講座内では販売をしない――これは、まちゼミの大切なルールの一つです。その場の売上げよりも、受講者に自店を知ってもらうこと、そして講座を通じた顧客満足を目的とするからです。その結果として「顧客」には知識と満足が、「店」には新規客との出会いと売上げが、「地域」にはにぎわいがもたらされます。“三方よし”の活性化事業といわれるゆえんです。
さらにまちゼミは、売り手と買い手の関係ではなく、教える側(店)と学ぶ側(顧客)、いえ親しい友人としての絆を顧客との間に築く営みでもあります。

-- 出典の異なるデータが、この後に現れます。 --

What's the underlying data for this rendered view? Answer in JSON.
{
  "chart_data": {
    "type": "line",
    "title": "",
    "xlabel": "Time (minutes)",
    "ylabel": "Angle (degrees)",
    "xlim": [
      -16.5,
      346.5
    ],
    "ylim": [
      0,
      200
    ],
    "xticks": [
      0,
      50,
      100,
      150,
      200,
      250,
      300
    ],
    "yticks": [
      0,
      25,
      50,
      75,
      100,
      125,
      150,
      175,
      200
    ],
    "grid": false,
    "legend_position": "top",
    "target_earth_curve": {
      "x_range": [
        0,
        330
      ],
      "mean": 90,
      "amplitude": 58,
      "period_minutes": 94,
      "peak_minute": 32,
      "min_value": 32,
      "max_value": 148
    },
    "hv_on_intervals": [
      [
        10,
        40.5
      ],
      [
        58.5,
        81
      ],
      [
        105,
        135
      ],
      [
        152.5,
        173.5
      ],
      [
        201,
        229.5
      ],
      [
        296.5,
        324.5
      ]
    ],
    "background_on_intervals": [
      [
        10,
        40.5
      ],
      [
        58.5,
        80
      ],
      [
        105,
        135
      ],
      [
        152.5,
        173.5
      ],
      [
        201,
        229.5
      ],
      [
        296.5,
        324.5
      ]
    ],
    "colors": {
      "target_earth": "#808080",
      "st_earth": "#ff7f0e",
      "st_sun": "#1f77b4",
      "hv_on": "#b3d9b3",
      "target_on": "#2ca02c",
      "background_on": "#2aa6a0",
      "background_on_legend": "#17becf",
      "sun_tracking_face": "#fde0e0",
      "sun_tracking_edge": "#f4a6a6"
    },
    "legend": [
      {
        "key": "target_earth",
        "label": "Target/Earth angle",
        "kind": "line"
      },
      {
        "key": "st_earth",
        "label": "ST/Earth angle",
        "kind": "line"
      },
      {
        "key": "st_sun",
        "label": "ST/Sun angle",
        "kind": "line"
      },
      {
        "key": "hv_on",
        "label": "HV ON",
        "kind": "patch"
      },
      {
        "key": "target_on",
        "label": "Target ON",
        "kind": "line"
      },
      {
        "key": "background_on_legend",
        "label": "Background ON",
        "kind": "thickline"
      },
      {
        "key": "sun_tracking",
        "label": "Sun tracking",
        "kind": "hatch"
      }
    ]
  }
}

その関係性は一方(店)から他方(顧客)への固定的なものではありません。
「お客さまが何を求めているのかが分かるようになった」
「これまでプロとして伝えるべきことを伝えていなかった」
「もっと喜んでいただけるように、さらに知識を身につけたい」
「商いに対する考え方が大きく変わった」
これらは取材を通じて出会った、まちゼミ実践者たちの言葉です。そう、彼らは教えることで、多くのことを学んでいました。まさにドラッカーやソーク族の言葉のとおりです。
答えは己の中にある
これまで中小商業者は自らの衰退の原因を「大型店が進出してきた」「競合店が安売り競争を仕掛けてきた」「今の客は商品を見る目がない」などと、他者に求めることが多かったように思います。しかし、そこに解決策はありませんでした。
答えは己の中にあります。まちゼミは、自らの商いを見つめ直す機会を与えてくれ、自らを革新する力を育ててくれます。まちゼミの価値はそこにあり、それゆえ多くの商業者が実践するのだと私は考えています。
「商売の真実の目的は、儲けることにはない。社会の人々の要求を満足させる点にあるのであって、それを遂行することで、利益を挙げるのが望ましいのみである」と私の師匠、倉本長治は言いました。まちゼミの本質もここにあるようです。
明日9月28日は第6回目を迎える「全国まちゼミサミット」。岡崎には全国からまちゼミ取り組む事業者が集い、学びや失敗、喜びや悩みを共有することでしょう。そうした交流の中にこそ、明日につながる知恵があることでしょう。私も支援者の一人として、そんな創発を促したいと思う夜です。